Urfa’da, Mezopotamya’dayım. Putların kırıldığı yerdeyim. Avram’ın, babasının putlarını kırdığı yerde. Tarihsel anlatıların, insanın kişisel deneyimleri ile örtüştüğüne inanırım. Dönüp kendi putlarımıza bakmak için bundan daha iyi bir yerde olabilir miyim? Bu yerde, bizler de kendi putlarımızı kırabilecek miyiz acaba? Yoksa kişisel Mezopotamyalarımız bizi bambaşka yolların ardında mı bekliyor?

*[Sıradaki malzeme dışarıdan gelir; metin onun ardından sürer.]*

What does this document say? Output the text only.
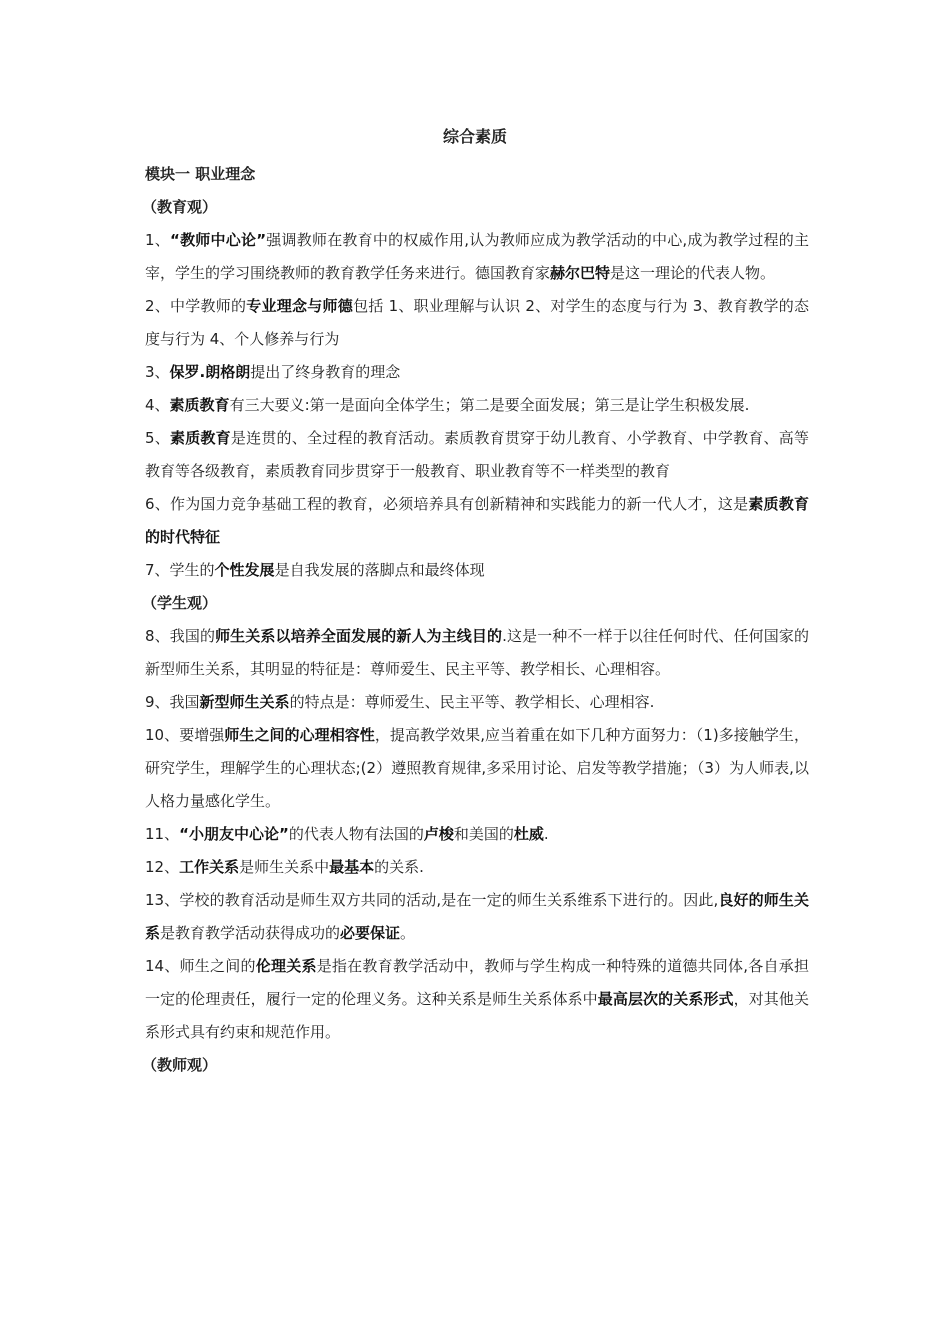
综合素质

模块一 职业理念

（教育观）

1、“教师中心论”强调教师在教育中的权威作用,认为教师应成为教学活动的中心,成为教学过程的主宰，学生的学习围绕教师的教育教学任务来进行。德国教育家赫尔巴特是这一理论的代表人物。

2、中学教师的专业理念与师德包括 1、职业理解与认识 2、对学生的态度与行为 3、教育教学的态度与行为 4、个人修养与行为

3、保罗.朗格朗提出了终身教育的理念

4、素质教育有三大要义:第一是面向全体学生；第二是要全面发展；第三是让学生积极发展.

5、素质教育是连贯的、全过程的教育活动。素质教育贯穿于幼儿教育、小学教育、中学教育、高等教育等各级教育，素质教育同步贯穿于一般教育、职业教育等不一样类型的教育

6、作为国力竞争基础工程的教育，必须培养具有创新精神和实践能力的新一代人才，这是素质教育的时代特征

7、学生的个性发展是自我发展的落脚点和最终体现

（学生观）

8、我国的师生关系以培养全面发展的新人为主线目的.这是一种不一样于以往任何时代、任何国家的新型师生关系，其明显的特征是：尊师爱生、民主平等、教学相长、心理相容。

9、我国新型师生关系的特点是：尊师爱生、民主平等、教学相长、心理相容.

10、要增强师生之间的心理相容性，提高教学效果,应当着重在如下几种方面努力：（1)多接触学生，研究学生，理解学生的心理状态;(2）遵照教育规律,多采用讨论、启发等教学措施；（3）为人师表,以人格力量感化学生。

11、“小朋友中心论”的代表人物有法国的卢梭和美国的杜威.

12、工作关系是师生关系中最基本的关系.

13、学校的教育活动是师生双方共同的活动,是在一定的师生关系维系下进行的。因此,良好的师生关系是教育教学活动获得成功的必要保证。

14、师生之间的伦理关系是指在教育教学活动中，教师与学生构成一种特殊的道德共同体,各自承担一定的伦理责任，履行一定的伦理义务。这种关系是师生关系体系中最高层次的关系形式，对其他关系形式具有约束和规范作用。

（教师观）
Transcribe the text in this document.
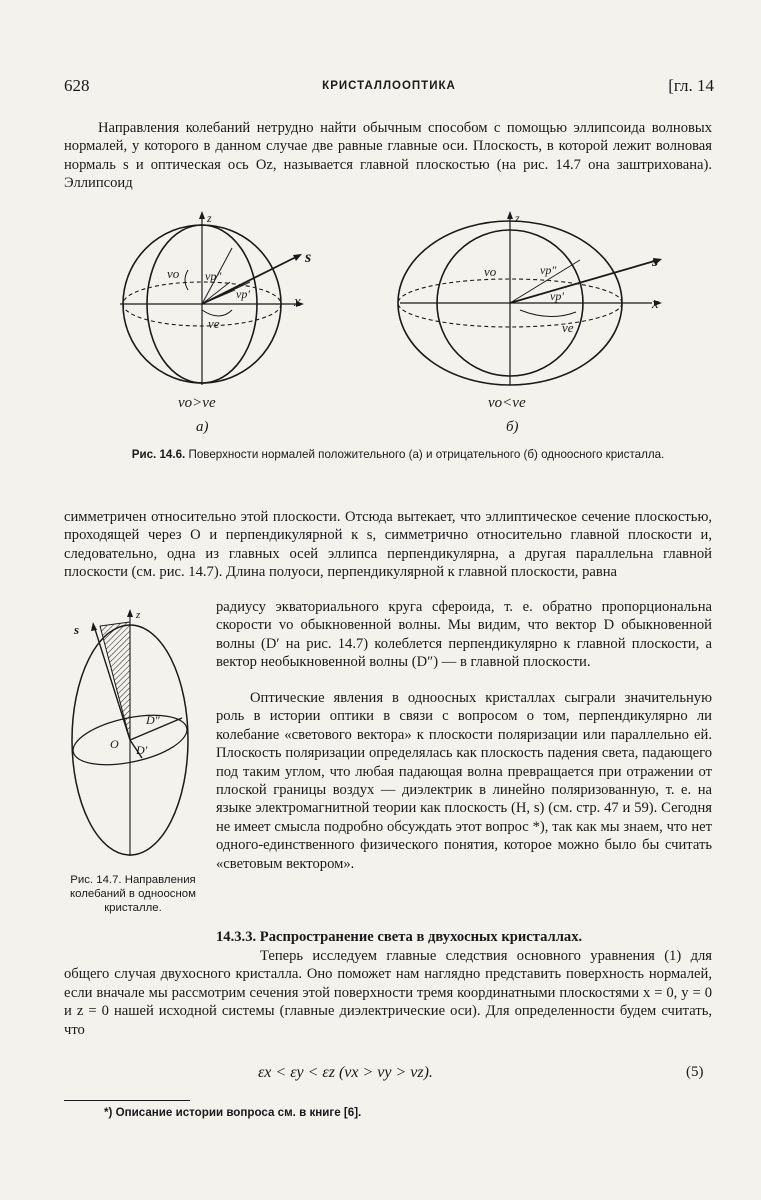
628	КРИСТАЛЛООПТИКА	[гл. 14
Направления колебаний нетрудно найти обычным способом с помощью эллипсоида волновых нормалей, у которого в данном случае две равные главные оси. Плоскость, в которой лежит волновая нормаль s и оптическая ось Oz, называется главной плоскостью (на рис. 14.7 она заштрихована). Эллипсоид
z
x
s
vo vp″
vp′
ve
vo>ve
a)
z
x
s
vo	vp″
vp′
ve
vo<ve
б)
Рис. 14.6. Поверхности нормалей положительного (а) и отрицательного (б) одноосного кристалла.
симметричен относительно этой плоскости. Отсюда вытекает, что эллиптическое сечение плоскостью, проходящей через O и перпендикулярной к s, симметрично относительно главной плоскости и, следовательно, одна из главных осей эллипса перпендикулярна, а другая параллельна главной плоскости (см. рис. 14.7). Длина полуоси, перпендикулярной к главной плоскости, равна
z
s
O
D″
D′
Рис. 14.7. Направления колебаний в одноосном кристалле.
радиусу экваториального круга сфероида, т. е. обратно пропорциональна скорости vo обыкновенной волны. Мы видим, что вектор D обыкновенной волны (D′ на рис. 14.7) колеблется перпендикулярно к главной плоскости, а вектор необыкновенной волны (D″) — в главной плоскости.
Оптические явления в одноосных кристаллах сыграли значительную роль в истории оптики в связи с вопросом о том, перпендикулярно ли колебание «светового вектора» к плоскости поляризации или параллельно ей. Плоскость поляризации определялась как плоскость падения света, падающего под таким углом, что любая падающая волна превращается при отражении от плоской границы воздух — диэлектрик в линейно поляризованную, т. е. на языке электромагнитной теории как плоскость (H, s) (см. стр. 47 и 59). Сегодня не имеет смысла подробно обсуждать этот вопрос *), так как мы знаем, что нет одного-единственного физического понятия, которое можно было бы считать «световым вектором».
14.3.3. Распространение света в двухосных кристаллах.
Теперь исследуем главные следствия основного уравнения (1) для общего случая двухосного кристалла. Оно поможет нам наглядно представить поверхность нормалей, если вначале мы рассмотрим сечения этой поверхности тремя координатными плоскостями x = 0, y = 0 и z = 0 нашей исходной системы (главные диэлектрические оси). Для определенности будем считать, что
εx < εy < εz (vx > vy > vz).	(5)
*) Описание истории вопроса см. в книге [6].
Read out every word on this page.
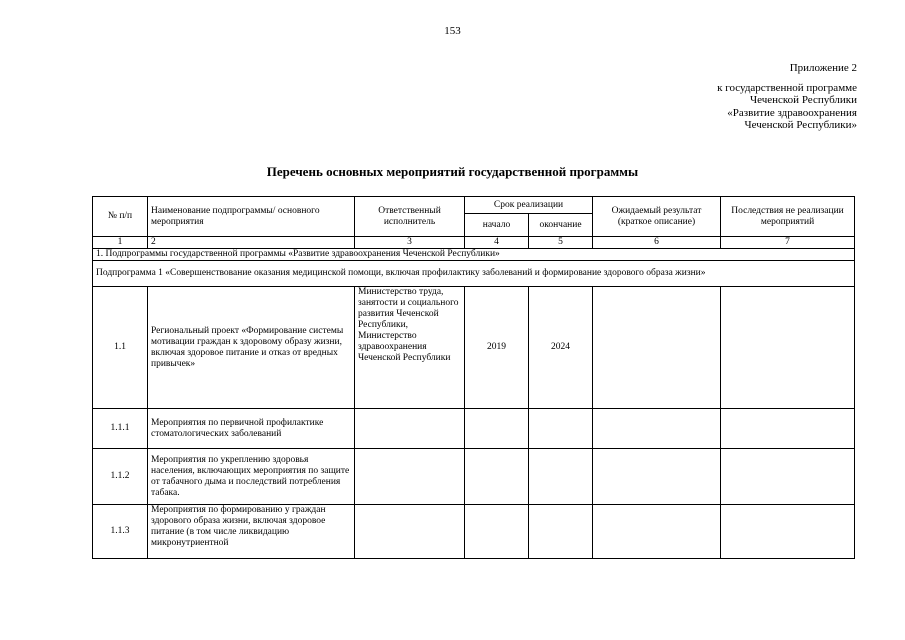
153
Приложение 2
к государственной программе
Чеченской Республики
«Развитие здравоохранения
Чеченской Республики»
Перечень основных мероприятий государственной программы
№ п/п	Наименование подпрограммы/ основного мероприятия	Ответственный исполнитель	Срок реализации		Ожидаемый результат (краткое описание)	Последствия не реализации мероприятий
			начало	окончание		
1	2	3	4	5	6	7
1. Подпрограммы государственной программы «Развитие здравоохранения Чеченской Республики»						
Подпрограмма 1 «Совершенствование оказания медицинской помощи, включая профилактику заболеваний и формирование здорового образа жизни»						
1.1	Региональный проект «Формирование системы мотивации граждан к здоровому образу жизни, включая здоровое питание и отказ от вредных привычек»	Министерство труда, занятости и социального развития Чеченской Республики, Министерство здравоохранения Чеченской Республики	2019	2024		
1.1.1	Мероприятия по первичной профилактике стоматологических заболеваний					
1.1.2	Мероприятия по укреплению здоровья населения, включающих мероприятия по защите от табачного дыма и последствий потребления табака.					
1.1.3	Мероприятия по формированию у граждан здорового образа жизни, включая здоровое питание (в том числе ликвидацию микронутриентной					
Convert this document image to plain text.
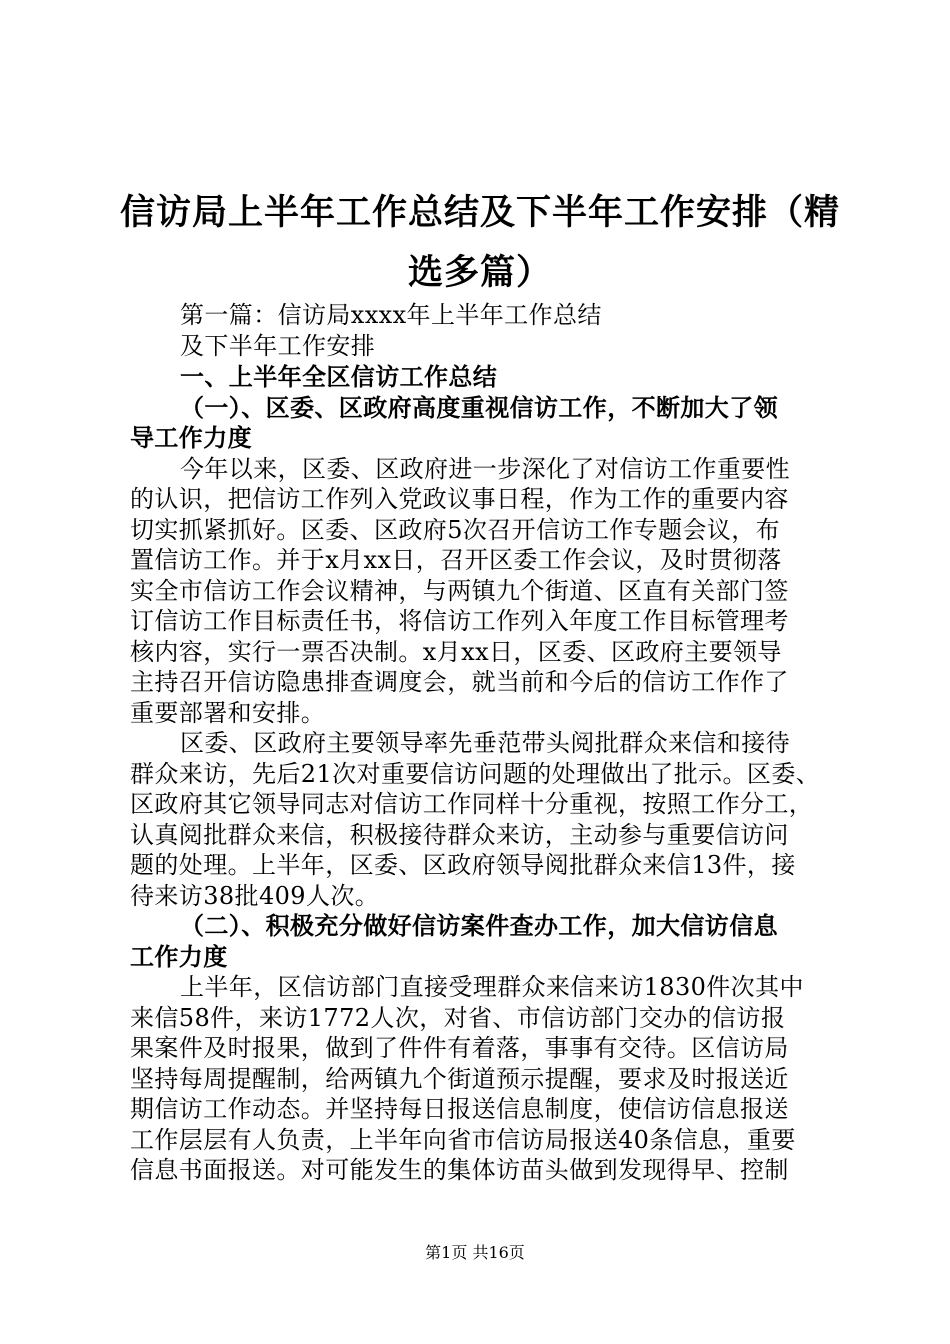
信访局上半年工作总结及下半年工作安排（精
选多篇）
第一篇：信访局xxxx年上半年工作总结
及下半年工作安排
一、上半年全区信访工作总结
（一）、区委、区政府高度重视信访工作，不断加大了领
导工作力度
今年以来，区委、区政府进一步深化了对信访工作重要性
的认识，把信访工作列入党政议事日程，作为工作的重要内容
切实抓紧抓好。区委、区政府5次召开信访工作专题会议，布
置信访工作。并于x月xx日，召开区委工作会议，及时贯彻落
实全市信访工作会议精神，与两镇九个街道、区直有关部门签
订信访工作目标责任书，将信访工作列入年度工作目标管理考
核内容，实行一票否决制。x月xx日，区委、区政府主要领导
主持召开信访隐患排查调度会，就当前和今后的信访工作作了
重要部署和安排。
区委、区政府主要领导率先垂范带头阅批群众来信和接待
群众来访，先后21次对重要信访问题的处理做出了批示。区委、
区政府其它领导同志对信访工作同样十分重视，按照工作分工，
认真阅批群众来信，积极接待群众来访，主动参与重要信访问
题的处理。上半年，区委、区政府领导阅批群众来信13件，接
待来访38批409人次。
（二）、积极充分做好信访案件查办工作，加大信访信息
工作力度
上半年，区信访部门直接受理群众来信来访1830件次其中
来信58件，来访1772人次，对省、市信访部门交办的信访报
果案件及时报果，做到了件件有着落，事事有交待。区信访局
坚持每周提醒制，给两镇九个街道预示提醒，要求及时报送近
期信访工作动态。并坚持每日报送信息制度，使信访信息报送
工作层层有人负责，上半年向省市信访局报送40条信息，重要
信息书面报送。对可能发生的集体访苗头做到发现得早、控制
第1页 共16页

Yapıları insansız bırakmak bir çeşit put kırmak mı yoksa? Bugünün Suriyelileri gibi... ya da geçmişin Antep’inde doğup büyümüş, okumuş adam olmuş, bir zanaat öğrenmiş, hatta meslek sahibi olmuş, becerisi, zevki ile dikkatleri üstüne çeken, kim bilir kimilerinin çok sevdiği, daha azının ya da çoğunun haset ettiği, belki birilerinin sevmediği bir ermeni mücevherci, tüm ailesini yanına alarak, bir gün geri gelebilme arzusuyla bugün artık görülmeyen bir işçilikle bezeli evlerini belki de bir gecede güvendikleri kahyalarına bırakıp sonsuza dek terk ettiklerinde kendi putlarını mı kırmışlardı acaba mecburen?
“Bir olayı yaşandığı andaki anlamıyla anlamlandırmak gerekir” diyor Ali Canip Hoca, bu tarihi sokakları birlikte arşınlarken.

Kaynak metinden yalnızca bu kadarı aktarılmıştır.